My nibs and handwriting are large so the 0.8mm line spacing works fine though it might be a bit generous for some writers. When I wrote with extra-fine nibs and much smaller handwriting, I could write two lines in that space. Needless to say I got my money’s worth out of a notebook back then. I’m more of a paper snob these days and Clairefontaine’s smooth finish is just right for my stub and sharp italic nibs.
Easily one of the best notebooks on the market for FP nuts, the 1951 won’t disappoint. Want to give it a try? Clairefontaine’s U.S. distributor Exaclair is sponsoring a giveaway through An Inkophile’s Blog. Cool, eh? To enter simply post a comment below about how you would use a 1951 notebook and which color strikes your fancy. Please include your email address in the comment form so that I can contact you if you are the winner. This giveaway is open to residents of the U.S. only. The winner will be selected via Random.org. The contest closes at 6 pm PDT on March 17, 2014. The winner will be announced thereafter and will have until March 24, 2014 to claim the prize.
Comments are moderated to eliminate spam, so allow time for that step. Only one entry per person and duplicate postings will be removed.
My thanks to Karen at Exaclair for sending the 1951 to review and for sponsoring a giveaway. Let the contest begin!
Finding the perfect ink just got a whole lot easier with the release of Platinum’s Mix Free set. Make a simple blend of two colors or go all mad scientist and whip up a complex brew with this chemistry set for inkophiles.

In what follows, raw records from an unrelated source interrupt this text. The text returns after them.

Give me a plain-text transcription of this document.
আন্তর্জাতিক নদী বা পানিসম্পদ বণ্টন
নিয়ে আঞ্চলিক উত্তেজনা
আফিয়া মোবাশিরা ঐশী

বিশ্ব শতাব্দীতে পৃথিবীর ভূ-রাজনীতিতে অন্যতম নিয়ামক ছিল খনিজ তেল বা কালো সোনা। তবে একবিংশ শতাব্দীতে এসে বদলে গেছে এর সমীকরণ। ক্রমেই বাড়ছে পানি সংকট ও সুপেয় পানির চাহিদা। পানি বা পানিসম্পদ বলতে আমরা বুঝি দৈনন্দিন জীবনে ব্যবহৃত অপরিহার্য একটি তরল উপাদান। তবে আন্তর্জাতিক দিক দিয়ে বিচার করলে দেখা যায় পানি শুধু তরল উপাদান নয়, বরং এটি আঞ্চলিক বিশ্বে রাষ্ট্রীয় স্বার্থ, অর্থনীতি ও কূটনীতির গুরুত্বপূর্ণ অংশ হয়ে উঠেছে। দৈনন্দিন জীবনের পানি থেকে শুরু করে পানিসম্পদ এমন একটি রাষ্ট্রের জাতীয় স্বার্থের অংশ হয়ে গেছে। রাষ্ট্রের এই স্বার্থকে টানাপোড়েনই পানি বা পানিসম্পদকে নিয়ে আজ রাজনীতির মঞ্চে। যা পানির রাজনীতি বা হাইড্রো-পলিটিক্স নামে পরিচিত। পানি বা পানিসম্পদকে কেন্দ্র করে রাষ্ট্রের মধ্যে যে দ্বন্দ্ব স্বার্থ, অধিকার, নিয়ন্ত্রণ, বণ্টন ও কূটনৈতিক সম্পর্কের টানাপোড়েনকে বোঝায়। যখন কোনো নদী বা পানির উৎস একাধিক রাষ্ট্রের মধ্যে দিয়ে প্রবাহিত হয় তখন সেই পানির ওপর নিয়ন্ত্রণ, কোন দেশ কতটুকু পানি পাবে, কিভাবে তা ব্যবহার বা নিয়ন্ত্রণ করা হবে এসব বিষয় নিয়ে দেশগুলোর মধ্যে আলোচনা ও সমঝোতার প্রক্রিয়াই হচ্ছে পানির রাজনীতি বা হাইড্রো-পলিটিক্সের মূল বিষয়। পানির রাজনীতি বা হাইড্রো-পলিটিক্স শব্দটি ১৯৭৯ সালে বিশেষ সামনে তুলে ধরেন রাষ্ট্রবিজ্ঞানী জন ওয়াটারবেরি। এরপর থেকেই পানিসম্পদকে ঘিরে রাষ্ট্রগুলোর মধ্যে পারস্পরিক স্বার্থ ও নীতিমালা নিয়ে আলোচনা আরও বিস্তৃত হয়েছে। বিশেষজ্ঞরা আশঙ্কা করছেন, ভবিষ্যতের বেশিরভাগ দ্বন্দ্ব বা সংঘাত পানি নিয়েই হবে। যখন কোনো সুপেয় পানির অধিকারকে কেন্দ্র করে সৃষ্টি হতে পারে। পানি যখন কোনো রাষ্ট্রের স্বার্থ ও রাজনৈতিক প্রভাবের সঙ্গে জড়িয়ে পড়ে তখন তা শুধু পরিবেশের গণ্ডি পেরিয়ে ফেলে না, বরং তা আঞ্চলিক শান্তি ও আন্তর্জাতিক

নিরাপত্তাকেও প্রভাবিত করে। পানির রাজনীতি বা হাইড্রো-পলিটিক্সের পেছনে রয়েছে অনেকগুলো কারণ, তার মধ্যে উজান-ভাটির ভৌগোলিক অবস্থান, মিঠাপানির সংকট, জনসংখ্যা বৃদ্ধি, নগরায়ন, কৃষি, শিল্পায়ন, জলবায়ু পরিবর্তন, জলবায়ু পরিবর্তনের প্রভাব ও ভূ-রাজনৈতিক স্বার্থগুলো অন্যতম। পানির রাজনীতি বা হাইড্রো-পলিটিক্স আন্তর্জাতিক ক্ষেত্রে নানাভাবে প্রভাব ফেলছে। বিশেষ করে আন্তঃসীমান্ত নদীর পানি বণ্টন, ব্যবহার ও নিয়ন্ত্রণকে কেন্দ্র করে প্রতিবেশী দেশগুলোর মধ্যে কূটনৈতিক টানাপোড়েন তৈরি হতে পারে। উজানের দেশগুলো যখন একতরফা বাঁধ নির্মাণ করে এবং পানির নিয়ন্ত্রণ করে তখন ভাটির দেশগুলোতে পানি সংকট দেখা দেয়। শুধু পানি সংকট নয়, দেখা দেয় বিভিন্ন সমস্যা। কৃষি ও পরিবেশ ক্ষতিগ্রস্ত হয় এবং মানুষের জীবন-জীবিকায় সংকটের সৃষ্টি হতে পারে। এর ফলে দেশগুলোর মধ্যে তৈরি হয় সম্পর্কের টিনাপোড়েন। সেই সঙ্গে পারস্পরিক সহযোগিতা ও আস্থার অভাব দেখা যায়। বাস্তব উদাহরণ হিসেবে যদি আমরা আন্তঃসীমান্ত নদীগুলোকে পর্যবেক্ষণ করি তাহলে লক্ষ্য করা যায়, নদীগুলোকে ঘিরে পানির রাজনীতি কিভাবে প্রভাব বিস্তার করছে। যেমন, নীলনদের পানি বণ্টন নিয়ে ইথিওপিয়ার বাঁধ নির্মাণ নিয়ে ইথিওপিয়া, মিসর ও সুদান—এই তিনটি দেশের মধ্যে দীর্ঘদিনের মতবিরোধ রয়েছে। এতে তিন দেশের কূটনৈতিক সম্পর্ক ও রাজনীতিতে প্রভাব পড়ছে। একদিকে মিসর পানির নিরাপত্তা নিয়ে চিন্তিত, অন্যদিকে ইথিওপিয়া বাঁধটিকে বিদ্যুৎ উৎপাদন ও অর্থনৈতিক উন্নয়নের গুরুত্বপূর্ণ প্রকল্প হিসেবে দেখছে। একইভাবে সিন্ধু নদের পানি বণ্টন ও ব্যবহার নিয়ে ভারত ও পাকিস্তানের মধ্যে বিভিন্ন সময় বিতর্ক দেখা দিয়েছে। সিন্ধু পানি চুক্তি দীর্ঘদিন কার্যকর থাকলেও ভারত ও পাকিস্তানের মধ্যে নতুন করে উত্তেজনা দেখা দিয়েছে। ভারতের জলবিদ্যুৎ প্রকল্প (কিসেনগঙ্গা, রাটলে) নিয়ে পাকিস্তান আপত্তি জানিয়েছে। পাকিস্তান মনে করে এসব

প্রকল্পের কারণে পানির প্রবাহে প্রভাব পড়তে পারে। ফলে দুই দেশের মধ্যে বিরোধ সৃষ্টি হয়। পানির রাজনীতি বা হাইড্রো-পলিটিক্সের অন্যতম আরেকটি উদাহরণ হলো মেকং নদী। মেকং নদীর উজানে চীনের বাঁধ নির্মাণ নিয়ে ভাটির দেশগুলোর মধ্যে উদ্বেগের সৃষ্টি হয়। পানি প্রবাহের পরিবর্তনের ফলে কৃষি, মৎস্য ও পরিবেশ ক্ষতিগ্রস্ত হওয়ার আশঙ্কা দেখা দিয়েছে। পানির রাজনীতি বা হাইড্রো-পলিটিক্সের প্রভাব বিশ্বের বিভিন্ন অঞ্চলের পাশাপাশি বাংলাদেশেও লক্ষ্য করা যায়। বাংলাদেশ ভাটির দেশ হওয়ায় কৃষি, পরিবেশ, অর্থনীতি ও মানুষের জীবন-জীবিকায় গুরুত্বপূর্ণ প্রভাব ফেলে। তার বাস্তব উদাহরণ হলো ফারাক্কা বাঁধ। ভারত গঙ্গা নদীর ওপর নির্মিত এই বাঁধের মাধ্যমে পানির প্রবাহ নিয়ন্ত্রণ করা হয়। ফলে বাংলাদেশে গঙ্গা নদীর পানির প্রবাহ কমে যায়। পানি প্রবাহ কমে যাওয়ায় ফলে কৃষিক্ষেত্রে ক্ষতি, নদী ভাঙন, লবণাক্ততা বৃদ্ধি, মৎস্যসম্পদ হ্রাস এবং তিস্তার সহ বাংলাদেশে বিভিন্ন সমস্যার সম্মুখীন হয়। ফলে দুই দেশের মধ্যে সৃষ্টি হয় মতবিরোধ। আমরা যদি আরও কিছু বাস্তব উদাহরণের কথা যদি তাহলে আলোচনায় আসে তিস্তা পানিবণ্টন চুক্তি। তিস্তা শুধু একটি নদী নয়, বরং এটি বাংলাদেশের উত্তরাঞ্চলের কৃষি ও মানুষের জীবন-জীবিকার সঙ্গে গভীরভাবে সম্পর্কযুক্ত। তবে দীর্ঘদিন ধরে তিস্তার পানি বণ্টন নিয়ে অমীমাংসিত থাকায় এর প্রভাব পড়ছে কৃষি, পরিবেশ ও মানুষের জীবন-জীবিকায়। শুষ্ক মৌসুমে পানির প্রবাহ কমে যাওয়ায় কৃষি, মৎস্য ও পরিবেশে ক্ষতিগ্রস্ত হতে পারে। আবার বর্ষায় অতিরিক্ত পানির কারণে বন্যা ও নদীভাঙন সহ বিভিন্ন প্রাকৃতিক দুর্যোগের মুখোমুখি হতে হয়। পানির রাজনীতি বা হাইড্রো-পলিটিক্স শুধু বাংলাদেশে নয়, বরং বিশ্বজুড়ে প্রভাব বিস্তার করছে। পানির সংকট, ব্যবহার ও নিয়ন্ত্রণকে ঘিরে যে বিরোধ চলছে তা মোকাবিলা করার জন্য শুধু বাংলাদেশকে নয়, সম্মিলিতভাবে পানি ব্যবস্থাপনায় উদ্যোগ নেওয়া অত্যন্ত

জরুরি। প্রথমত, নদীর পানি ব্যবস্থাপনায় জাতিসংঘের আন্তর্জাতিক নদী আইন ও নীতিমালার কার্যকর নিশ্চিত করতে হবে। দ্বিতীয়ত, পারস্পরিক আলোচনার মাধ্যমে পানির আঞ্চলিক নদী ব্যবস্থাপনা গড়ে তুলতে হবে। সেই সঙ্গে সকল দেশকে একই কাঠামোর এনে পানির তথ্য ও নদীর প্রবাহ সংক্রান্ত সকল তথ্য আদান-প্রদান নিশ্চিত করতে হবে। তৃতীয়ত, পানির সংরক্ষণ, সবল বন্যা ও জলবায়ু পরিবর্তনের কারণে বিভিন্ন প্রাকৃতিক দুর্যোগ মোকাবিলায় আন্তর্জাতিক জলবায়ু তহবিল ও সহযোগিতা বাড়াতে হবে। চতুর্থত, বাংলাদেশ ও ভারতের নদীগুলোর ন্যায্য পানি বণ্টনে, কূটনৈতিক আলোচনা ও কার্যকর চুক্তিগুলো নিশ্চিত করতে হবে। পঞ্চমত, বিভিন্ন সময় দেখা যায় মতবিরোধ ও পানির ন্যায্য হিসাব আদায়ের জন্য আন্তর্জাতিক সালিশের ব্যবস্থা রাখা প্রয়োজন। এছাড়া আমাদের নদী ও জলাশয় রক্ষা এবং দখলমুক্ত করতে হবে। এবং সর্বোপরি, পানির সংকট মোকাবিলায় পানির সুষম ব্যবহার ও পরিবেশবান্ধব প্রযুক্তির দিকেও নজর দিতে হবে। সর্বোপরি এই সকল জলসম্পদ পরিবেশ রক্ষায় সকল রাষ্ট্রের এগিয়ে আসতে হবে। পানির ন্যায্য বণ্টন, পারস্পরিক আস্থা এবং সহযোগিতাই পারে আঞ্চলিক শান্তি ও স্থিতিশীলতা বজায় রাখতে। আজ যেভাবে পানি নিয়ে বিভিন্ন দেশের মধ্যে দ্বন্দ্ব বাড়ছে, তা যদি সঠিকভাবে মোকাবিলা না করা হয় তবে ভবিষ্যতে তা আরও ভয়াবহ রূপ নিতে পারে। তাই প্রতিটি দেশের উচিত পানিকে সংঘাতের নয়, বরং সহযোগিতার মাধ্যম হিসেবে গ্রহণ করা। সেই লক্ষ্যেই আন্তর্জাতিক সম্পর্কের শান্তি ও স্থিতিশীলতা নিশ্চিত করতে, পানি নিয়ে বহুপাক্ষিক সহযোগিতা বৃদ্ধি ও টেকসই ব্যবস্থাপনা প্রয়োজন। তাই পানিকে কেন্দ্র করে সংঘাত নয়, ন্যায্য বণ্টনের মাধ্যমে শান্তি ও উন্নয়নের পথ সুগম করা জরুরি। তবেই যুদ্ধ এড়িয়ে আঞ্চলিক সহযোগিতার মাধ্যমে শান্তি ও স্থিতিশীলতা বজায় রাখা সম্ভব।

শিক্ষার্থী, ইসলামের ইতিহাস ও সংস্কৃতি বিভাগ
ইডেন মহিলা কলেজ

Knowing my penchant for ink, samples arrived two days ago, a gift from The Pear Tree Pen Company. Nine colors, reducer fluid, empty vials, syringe, plus an empty ink bottle to house my signature ink is a lot to review so this product’s tale will get told in stages.
One major caveat before you view my images. The color reproduction is not as accurate as it should be. The ink’s real colors are clear and lively if not vivid. Gentian’s images show that well. Even the image from Platinum in which the bottles are pictured is more true for the base colors than mine. On my monitor the Platinum color chart is less accurate but you would be mixing those colors to your specifications anyway.
Bowing to Gentian for color representation, what remains is how well these inks stand up to use. While each ink is slightly different in performance, none should disappoint unless you have a pen with special needs. Flow and lubrication are average so a very dry writer may not be a great match. In this respect I found Mix Free to be similar to other Platinum inks.
There was no bleed-through or show-through on either Rhodia or Clairefontaine paper. However, there was feathering on Moleskine and to a lesser degree on cheap paper and envelopes. Coverage is good with some degree of shading but no outlining. The images tell the tale.
Except for the samples written with a True Writer, all other writing was done with a dip pen. The Brause has become a particular favorite and will most likely find its way into future reviews.
Can’t wait to create new colors? Check out the Platinum Mix Free Ink Recipes at FPN. AltecGreen jumped right in with a huge selection. There are even some images of what the reducer/dilution fluid can do. Just the right stuff for an inkophile.